Climate campaigners have accused Scottish ministers of being “inept” and “short-termist” after they scrapped Scotland’s target to cut carbon emissions by 75% by 2030.

Màiri McAllan, the Scottish net zero secretary, confirmed her government had abandoned that target and would also drop legally binding annual targets on reducing carbon emissions, after damning criticism from a UK advisory committee.

McAllan told MSPs this decision had been heavily influenced by the UK Climate Change Committee, which said last month the 2030 target was “no longer credible” because of inadequate action on home heating, transport, farming and nature restoration by Scottish ministers.

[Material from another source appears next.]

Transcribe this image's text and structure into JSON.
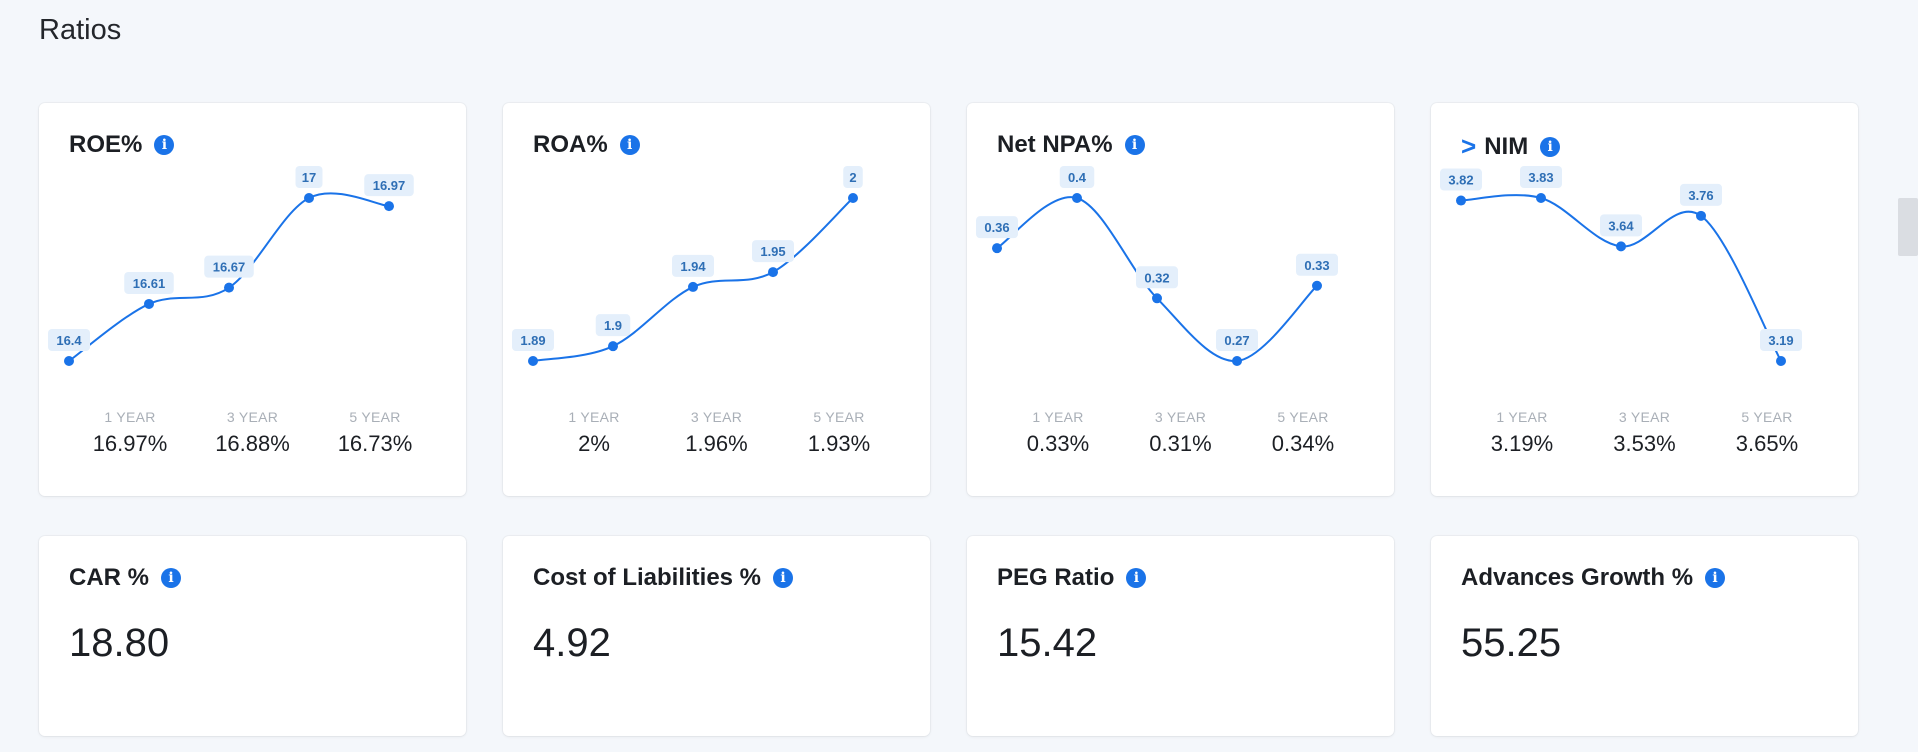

Jamie Livingstone, the head of Oxfam Scotland, said the decision was a “reprehensible retreat caused by [the Scottish government’s] recklessly inadequate level of action to date. With scientists linking deadly heatwaves in west Africa to climate change and Dubai drowning in a deluge of rain, the urgency of climate action couldn’t be clearer.”

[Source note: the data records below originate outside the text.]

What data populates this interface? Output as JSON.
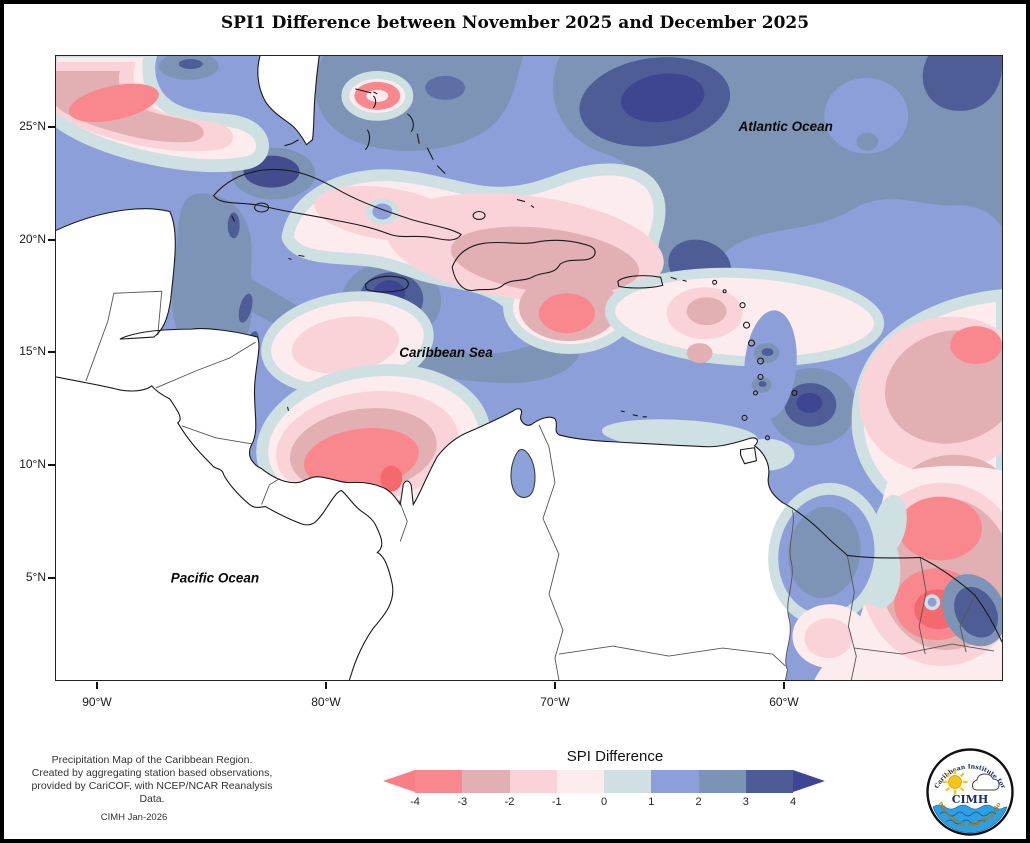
{
  "title": "SPI1 Difference between November 2025 and December 2025",
  "map": {
    "ocean_labels": {
      "atlantic": "Atlantic Ocean",
      "caribbean": "Caribbean Sea",
      "pacific": "Pacific Ocean"
    },
    "y_tick_labels": [
      "25°N",
      "20°N",
      "15°N",
      "10°N",
      "5°N"
    ],
    "x_tick_labels": [
      "90°W",
      "80°W",
      "70°W",
      "60°W"
    ]
  },
  "credits": {
    "line1": "Precipitation Map of the Caribbean Region.",
    "line2": "Created by aggregating station based observations,",
    "line3": "provided by CariCOF, with NCEP/NCAR Reanalysis Data.",
    "stamp": "CIMH Jan-2026"
  },
  "colorbar": {
    "title": "SPI Difference",
    "tick_labels": [
      "-4",
      "-3",
      "-2",
      "-1",
      "0",
      "1",
      "2",
      "3",
      "4"
    ],
    "segment_colors": [
      "#f8888d",
      "#e2afb3",
      "#f9d3d8",
      "#fdecee",
      "#cfdfe2",
      "#8c9fda",
      "#7b93b4",
      "#4d5c95"
    ],
    "left_arrow_color": "#f87f84",
    "right_arrow_color": "#3e4594"
  },
  "logo": {
    "acronym": "CIMH",
    "arc_top": "Caribbean Institute for",
    "arc_bottom": "Meteorology and Hydrology"
  }
}
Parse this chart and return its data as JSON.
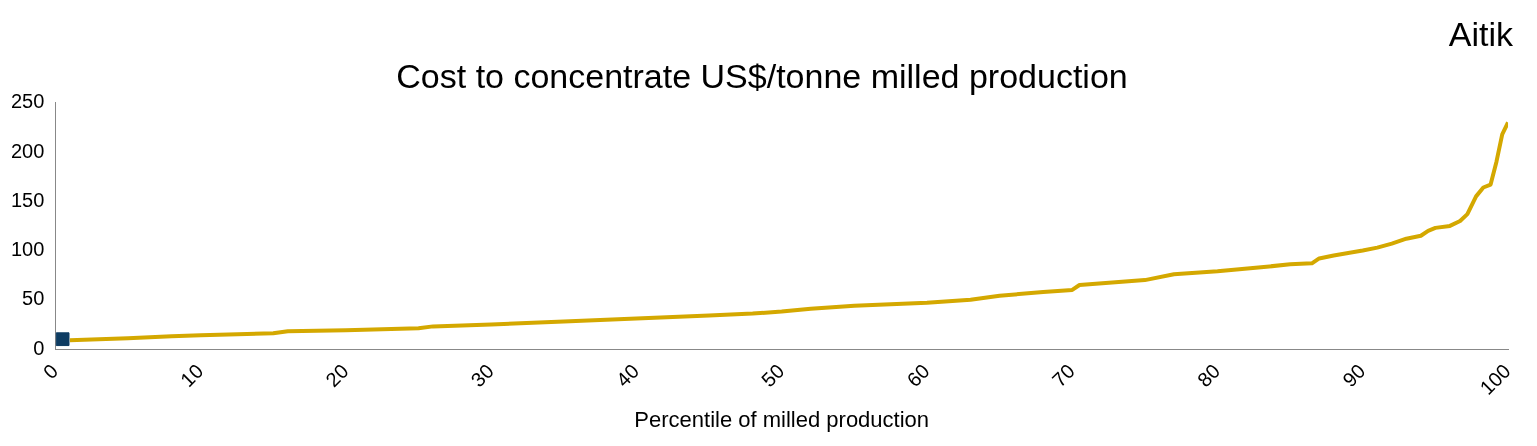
{
  "chart_data": {
    "type": "line",
    "title": "Cost to concentrate US$/tonne milled production",
    "xlabel": "Percentile of milled production",
    "annotations": [
      "Aitik"
    ],
    "xlim": [
      0,
      100
    ],
    "xticks": [
      0,
      10,
      20,
      30,
      40,
      50,
      60,
      70,
      80,
      90,
      100
    ],
    "ylim": [
      0,
      250
    ],
    "yticks": [
      0,
      50,
      100,
      150,
      200,
      250
    ],
    "grid": false,
    "legend": false,
    "series": [
      {
        "color": "#d4a800",
        "x": [
          1,
          5,
          8,
          10,
          15,
          16,
          20,
          25,
          26,
          30,
          35,
          40,
          45,
          48,
          50,
          52,
          55,
          60,
          63,
          65,
          68,
          70,
          70.5,
          75,
          77,
          80,
          83,
          85,
          86.5,
          87,
          88,
          90,
          91,
          92,
          93,
          94,
          94.5,
          95,
          96,
          96.7,
          97.2,
          97.8,
          98.3,
          98.8,
          99.2,
          99.6,
          100
        ],
        "values": [
          9,
          11,
          13,
          14,
          16,
          18,
          19,
          21,
          23,
          25,
          28,
          31,
          34,
          36,
          38,
          41,
          44,
          47,
          50,
          54,
          58,
          60,
          65,
          70,
          76,
          79,
          83,
          86,
          87,
          92,
          95,
          100,
          103,
          107,
          112,
          115,
          120,
          123,
          125,
          130,
          137,
          155,
          164,
          167,
          190,
          218,
          230
        ]
      },
      {
        "type": "scatter",
        "color": "#0e3c62",
        "marker": "square",
        "x": [
          0.5
        ],
        "values": [
          10
        ]
      }
    ]
  }
}
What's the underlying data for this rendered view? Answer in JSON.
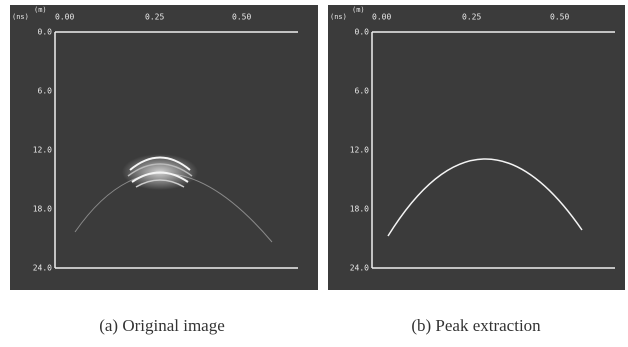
{
  "panels": [
    {
      "unit_y": "(ns)",
      "unit_x": "(m)",
      "x_ticks": [
        "0.00",
        "0.25",
        "0.50"
      ],
      "y_ticks": [
        "0.0",
        "6.0",
        "12.0",
        "18.0",
        "24.0"
      ],
      "caption": "(a) Original image"
    },
    {
      "unit_y": "(ns)",
      "unit_x": "(m)",
      "x_ticks": [
        "0.00",
        "0.25",
        "0.50"
      ],
      "y_ticks": [
        "0.0",
        "6.0",
        "12.0",
        "18.0",
        "24.0"
      ],
      "caption": "(b) Peak extraction"
    }
  ]
}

McAllan said the Scottish government would quadruple the number of electric vehicle chargers, “explore” a new integrated public transport ticket system, pilot emissions reduction schemes on livestock farms, consult on a new carbon tax for large rural estates, and use rates relief to subsidise green energy for businesses.

Livingstone said these “largely recycled measures represent baby steps forward rather than the giant leaps needed and are a thinly veiled distraction from ministers’ failure to deliver their existing climate commitments”.